This guide deals with the registration requirements for overseas companies, in particular the requirements when they differ from those for UK companies. The guide also includes some information about overseas limited liability partnerships.
Section 3.6 on cross-border mergers has been corrected to explain that where the transferee is not a UK company, the merger must be approved by the relevant competent authority in the member state. This may be a Companies Registry rather than a court.
Section 4.3 on execution without a common seal has been amended to include an example of execution where the authorised person is a corporate body incorporated in England and Wales.
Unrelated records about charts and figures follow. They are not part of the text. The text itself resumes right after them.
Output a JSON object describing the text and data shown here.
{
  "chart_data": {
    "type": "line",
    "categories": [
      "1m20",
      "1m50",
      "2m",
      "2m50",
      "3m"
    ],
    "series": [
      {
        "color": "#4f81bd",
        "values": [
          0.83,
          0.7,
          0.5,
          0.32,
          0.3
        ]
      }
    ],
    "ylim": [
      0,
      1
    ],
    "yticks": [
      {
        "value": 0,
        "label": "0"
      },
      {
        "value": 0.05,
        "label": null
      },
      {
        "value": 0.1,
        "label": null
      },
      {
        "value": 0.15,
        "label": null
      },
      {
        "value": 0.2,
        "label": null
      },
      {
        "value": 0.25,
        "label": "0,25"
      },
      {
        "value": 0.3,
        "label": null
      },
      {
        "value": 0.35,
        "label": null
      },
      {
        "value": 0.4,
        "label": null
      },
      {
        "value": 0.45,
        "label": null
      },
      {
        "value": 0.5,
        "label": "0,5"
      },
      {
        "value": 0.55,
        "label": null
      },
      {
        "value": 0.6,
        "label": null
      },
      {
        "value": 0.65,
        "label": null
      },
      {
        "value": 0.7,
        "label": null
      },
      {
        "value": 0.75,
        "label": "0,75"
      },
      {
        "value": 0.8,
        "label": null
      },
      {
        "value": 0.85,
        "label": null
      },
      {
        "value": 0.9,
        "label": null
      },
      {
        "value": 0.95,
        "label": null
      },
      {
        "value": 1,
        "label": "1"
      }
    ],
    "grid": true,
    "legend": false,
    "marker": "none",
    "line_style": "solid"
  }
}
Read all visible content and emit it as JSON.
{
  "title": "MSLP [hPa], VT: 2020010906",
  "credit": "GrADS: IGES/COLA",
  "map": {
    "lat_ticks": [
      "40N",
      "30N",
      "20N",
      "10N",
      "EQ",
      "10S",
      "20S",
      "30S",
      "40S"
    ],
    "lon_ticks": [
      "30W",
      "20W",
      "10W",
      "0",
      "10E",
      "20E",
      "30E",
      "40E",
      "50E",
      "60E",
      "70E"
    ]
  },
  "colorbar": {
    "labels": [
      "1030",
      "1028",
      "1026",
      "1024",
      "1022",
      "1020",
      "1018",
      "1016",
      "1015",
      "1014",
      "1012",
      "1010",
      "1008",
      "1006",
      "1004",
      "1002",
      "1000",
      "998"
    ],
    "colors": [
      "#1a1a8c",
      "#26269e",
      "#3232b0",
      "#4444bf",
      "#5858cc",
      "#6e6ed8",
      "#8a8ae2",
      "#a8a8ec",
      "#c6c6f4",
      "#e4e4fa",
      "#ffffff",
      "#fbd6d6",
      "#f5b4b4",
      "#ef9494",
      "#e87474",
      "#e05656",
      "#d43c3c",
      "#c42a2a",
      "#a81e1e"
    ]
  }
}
Section 5 on insolvency has been amended to confirm that the evidence of liquidation for an overseas company required is a certified copy of the court order or other documents relied on and the written opinion of a lawyer as to the nature and effect of the liquidation.
Section 4.3 of the guide has been updated to clarify the execution requirements for a document by an overseas company without a common seal. This reflects the amendment made to Paragraph E of Schedule 9 to the Land Registration Rules 2003 by the Land Registration (Amendment) Rules 2018 coming into force on 6 April 2018. Section 3.3 of the guide has been amended as rule 111A is being revoked by the Land Registration (Amendment) Rules 2018 coming into force on 6 April 2018.
Section 4.2 has been amended. As a result of the Overseas Companies (Execution of Documents and Registration of Charges) Regulations 2009 the form of execution set out in Schedule 9, Part E of the Land Registration Rules 2003 is no longer correct, in addition, the Land Registration (Amendment) Rules 2018 will amend Part E with effect from 6 April 2018.
Section 3.3 has been amended to clarify our practice as a result of customer feedback.
Section 3.8 now confirms the actual date when Societas Europaea were introduced into UK law and a new section 4.4 has been added which deals with discharges.